The listener in the adjacent room turned from the window as if drawn by some magic power; he took a few steps towards the door, then stopped and shook his head with a sigh. He tried to recommence his walk up and down the small room; but at every second step, he stood still to listen for some further sound. His cigar had gone out. Mechanically he approached it to the candle to light it, but before he was aware of what he was doing, his breath had extinguished the feeble flame. He remained staring at the dying sparks in the wick--one moment more and the last would disappear. Possibly in the next room a little flame far more valuable than the miserable light of this penny candle was on the point of relapsing into the darkness of night.
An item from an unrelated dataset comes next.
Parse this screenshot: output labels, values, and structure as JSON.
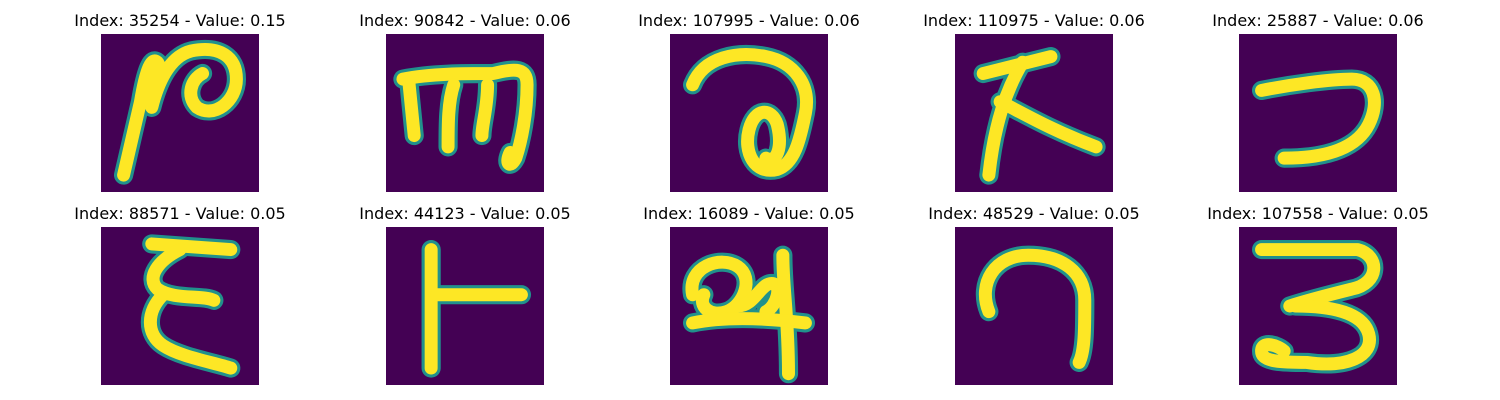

Well let it die out; what right had any one to meddle in the matter. Perhaps by trying to kindle it again, it would only the more surely be extinguished by his clumsy hands. What can it signify? Why try to save a human being's life, who may, some day or other, wish that he had never been born, and who may perhaps also see the hour, when he shall have to bid good night to his dearest friend----
Again he listened, and held his breath not to lose a sound of what was passing in the next room. He fancied he heard a child's plaintive moaning, then the lady's gentle voice trying to soothe it, passionate weeping, and then silence. He could stand it no longer in the solitude of his room. He only wished to hear how the child was going on. He began to think himself a barbarian, to be quietly hiding in a corner, when even these rough peasants showed some sympathy. Hastily opening the door, he groped his way through the dark empty tap-room, and across the passage. The door was ajar, and a ray of light streamed through the chink. He now distinctly heard the child moan and the mother quieting it. "We ought to prepare some tea for the poor child in order to bring on a perspiration," said the hostess, "We must try and find some."--"The elder berries, in the drawer up-stairs, would not do badly in case of need," answered her husband; then silence reigned again, only interrupted by the sighs of the house-maid, who knelt in a corner, repeating one pater-noster after another.
"Put another feather-bed on the child," advised the coachman; "it has caught cold; see how its little hands twitch convulsively--it is freezing."
The farm-servant, who stood near the stove, was just going to lay another log on the still glowing embers, when he was arrested by a firm hand which was laid on his shoulders. He turned round and perceived the stranger standing before him. "I forbid you to put on another chip of wood;" he said, in a voice which denoted that he was accustomed to be strictly obeyed; "and you all," he continued, turning to the rest of the idle spectators, "get out of the room; do you hear? the air here is bad enough to stifle even a healthy man." They all looked at each other--only the mother and nurse of the child had not perceived the entrance of the stranger. The mother knelt beside the bed with one arm clasped round the moaning child as if to defend it from assassins. The nurse stood by her, and stared in helpless despair on her little charge--on its wandering eyes, and fever parched lips, from which now and then a low wail escaped. She started back, as if death in person was approaching her, when the stranger stept up to the bed, laid his hand on the burning brow, and took up one of the little thin arms to feel the pulse.
The shriek of horror which the nurse involuntarily uttered, awakened the mother from the lethargy of despair. She looked wonderingly at the stranger, and a sudden ray of hope brightened her face.
"Madam," he said, "will you entrust your child to one entirely unknown to you, who though he has not the presumption to promise to save its life, yet knows what in these cases, is prescribed by our feeble science."
She could not answer him; this unlooked for aid in her direst distress overpowered her. "Take this," he said, drawing a card from his pocket-book, "my name may not be known to you, but the title which stands before it will show you, that others too have trusted to my skill; with what result, has nothing to do with the present case."
The young woman remained in her former position, but she stretched towards him the arm not engaged in supporting her child's head, and said: "The Almighty seems to have sent you, He has had compassion on me. I fully confide in you!"
"Then order a pitcher of fresh spring water from the well, and a tub to be brought. The rest I will manage myself."